Verisign the registry that runs the .com domain name has begun negotiations with ICANN to add price increases to its current contract to run .com domain names.

Verisign CEO James Bidzos discussed the updated Cooperative Agreement with the U.S. Government and how it applies to its contract to operate .com on the company’s earnings conference call yesterday.

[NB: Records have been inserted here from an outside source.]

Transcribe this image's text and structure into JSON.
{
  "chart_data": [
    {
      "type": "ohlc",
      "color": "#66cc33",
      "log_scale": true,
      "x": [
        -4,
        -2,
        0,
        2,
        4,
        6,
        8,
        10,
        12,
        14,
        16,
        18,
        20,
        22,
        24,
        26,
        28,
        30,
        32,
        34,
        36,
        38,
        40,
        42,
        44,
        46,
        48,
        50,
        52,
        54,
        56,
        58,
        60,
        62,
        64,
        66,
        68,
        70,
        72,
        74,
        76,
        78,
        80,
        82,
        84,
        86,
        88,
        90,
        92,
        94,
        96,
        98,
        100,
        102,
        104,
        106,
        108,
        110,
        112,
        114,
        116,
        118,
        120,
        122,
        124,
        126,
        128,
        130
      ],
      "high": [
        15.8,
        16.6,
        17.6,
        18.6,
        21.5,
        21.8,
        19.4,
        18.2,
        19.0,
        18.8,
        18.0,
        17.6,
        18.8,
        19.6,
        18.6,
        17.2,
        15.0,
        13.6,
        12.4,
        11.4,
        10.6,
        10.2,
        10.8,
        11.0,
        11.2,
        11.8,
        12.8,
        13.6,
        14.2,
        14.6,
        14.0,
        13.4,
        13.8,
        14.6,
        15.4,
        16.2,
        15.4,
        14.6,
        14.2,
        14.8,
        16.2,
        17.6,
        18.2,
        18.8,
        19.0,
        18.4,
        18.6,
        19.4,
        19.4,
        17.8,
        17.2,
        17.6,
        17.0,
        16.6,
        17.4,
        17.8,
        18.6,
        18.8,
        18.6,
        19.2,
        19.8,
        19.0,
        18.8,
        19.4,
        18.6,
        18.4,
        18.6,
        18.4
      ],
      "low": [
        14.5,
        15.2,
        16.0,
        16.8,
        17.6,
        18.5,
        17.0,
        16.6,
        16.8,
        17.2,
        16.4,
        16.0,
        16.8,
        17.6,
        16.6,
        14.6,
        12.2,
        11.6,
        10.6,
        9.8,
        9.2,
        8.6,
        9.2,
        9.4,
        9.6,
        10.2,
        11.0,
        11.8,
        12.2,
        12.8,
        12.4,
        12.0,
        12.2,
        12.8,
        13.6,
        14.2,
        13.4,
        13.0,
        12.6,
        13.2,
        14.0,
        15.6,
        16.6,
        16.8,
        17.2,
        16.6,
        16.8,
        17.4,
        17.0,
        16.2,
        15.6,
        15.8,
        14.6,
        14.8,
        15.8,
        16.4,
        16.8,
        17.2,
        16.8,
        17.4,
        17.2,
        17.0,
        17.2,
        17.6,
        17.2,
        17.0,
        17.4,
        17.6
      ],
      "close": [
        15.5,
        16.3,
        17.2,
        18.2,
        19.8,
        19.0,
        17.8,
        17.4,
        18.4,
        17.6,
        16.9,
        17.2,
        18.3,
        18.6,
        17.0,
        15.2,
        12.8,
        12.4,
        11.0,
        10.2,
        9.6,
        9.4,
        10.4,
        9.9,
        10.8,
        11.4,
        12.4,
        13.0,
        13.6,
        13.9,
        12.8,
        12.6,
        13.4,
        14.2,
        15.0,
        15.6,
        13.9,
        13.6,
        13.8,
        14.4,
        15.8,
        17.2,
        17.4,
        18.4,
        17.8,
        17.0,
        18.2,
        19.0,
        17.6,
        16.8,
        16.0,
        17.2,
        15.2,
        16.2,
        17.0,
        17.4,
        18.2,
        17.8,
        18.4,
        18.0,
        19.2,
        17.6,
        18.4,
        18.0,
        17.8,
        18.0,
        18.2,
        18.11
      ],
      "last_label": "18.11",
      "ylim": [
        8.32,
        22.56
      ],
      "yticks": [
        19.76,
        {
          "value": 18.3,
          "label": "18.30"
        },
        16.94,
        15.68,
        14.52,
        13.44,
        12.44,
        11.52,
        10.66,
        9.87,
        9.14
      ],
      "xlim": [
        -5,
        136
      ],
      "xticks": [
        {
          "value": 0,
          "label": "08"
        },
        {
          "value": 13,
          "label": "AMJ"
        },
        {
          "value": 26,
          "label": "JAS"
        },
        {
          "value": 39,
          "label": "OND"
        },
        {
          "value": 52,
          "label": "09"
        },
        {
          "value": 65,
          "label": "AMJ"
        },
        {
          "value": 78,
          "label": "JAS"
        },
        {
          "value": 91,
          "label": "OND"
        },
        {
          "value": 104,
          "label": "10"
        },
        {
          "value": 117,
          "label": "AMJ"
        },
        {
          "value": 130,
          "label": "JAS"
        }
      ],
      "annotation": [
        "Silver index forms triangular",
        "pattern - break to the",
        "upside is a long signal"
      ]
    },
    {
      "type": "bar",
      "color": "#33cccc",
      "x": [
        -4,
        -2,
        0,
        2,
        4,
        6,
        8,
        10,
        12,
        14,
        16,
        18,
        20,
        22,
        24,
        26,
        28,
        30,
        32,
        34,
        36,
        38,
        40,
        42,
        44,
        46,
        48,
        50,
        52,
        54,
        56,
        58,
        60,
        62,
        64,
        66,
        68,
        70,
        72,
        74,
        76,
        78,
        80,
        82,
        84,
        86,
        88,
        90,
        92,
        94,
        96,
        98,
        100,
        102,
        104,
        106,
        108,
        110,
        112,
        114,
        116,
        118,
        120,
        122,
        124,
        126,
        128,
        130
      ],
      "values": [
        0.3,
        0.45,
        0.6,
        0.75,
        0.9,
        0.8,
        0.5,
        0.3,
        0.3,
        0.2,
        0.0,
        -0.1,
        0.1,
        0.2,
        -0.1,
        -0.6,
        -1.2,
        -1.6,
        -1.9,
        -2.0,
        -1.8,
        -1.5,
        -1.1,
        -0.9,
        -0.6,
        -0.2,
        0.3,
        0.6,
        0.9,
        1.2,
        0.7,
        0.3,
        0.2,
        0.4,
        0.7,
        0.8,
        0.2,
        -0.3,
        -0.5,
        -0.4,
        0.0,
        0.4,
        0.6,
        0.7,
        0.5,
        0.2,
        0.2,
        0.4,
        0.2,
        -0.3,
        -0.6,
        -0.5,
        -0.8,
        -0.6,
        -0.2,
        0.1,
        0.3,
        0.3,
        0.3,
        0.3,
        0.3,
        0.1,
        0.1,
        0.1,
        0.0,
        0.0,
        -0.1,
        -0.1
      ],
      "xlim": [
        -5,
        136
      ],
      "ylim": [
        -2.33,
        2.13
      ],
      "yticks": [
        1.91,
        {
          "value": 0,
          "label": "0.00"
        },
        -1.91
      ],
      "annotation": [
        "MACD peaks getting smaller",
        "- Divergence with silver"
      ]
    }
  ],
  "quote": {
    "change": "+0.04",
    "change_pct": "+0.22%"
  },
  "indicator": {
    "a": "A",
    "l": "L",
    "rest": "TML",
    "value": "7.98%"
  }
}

The agreement allows for price increases of 7% per year in the last four years of each six-year contract extension. Also, the Cooperative Agreement does not require Verisign to get approval for future price increases as long as they are limited to the 7% per year/last four years agreed to in the current Cooperative Agreement, he said. The agreement can only be modified by mutual consent of both the U.S. government and Verisign, which suggests that future administrations would not be able to curtail price increases through the Cooperative Agreement.

Bidzos said that ICANN historically deferred to the U.S. government on .com pricing. In the 2012 renewal ICANN originally agreed to 7% increases but pulled that back when the U.S. government essentially vetoed it. The dynamic has definitely changed now, though, so it will be interesting to see how ICANN responds to the new Cooperative Agreement.

“ICANN and VeriSign have an agreement to cooperate and negotiate — there’s a written agreement to operate — cooperate and negotiate in good faith to amend the com registry as may be necessary for consistency with changes to the Cooperative Agreement,” said Bidzos.

“We have begun that process with ICANN to amend the agreement to make these changes including pricing. We’ve been through it a few times. It may take a number of months to work through it, but we’ll update you as appropriate,” said Bidzos.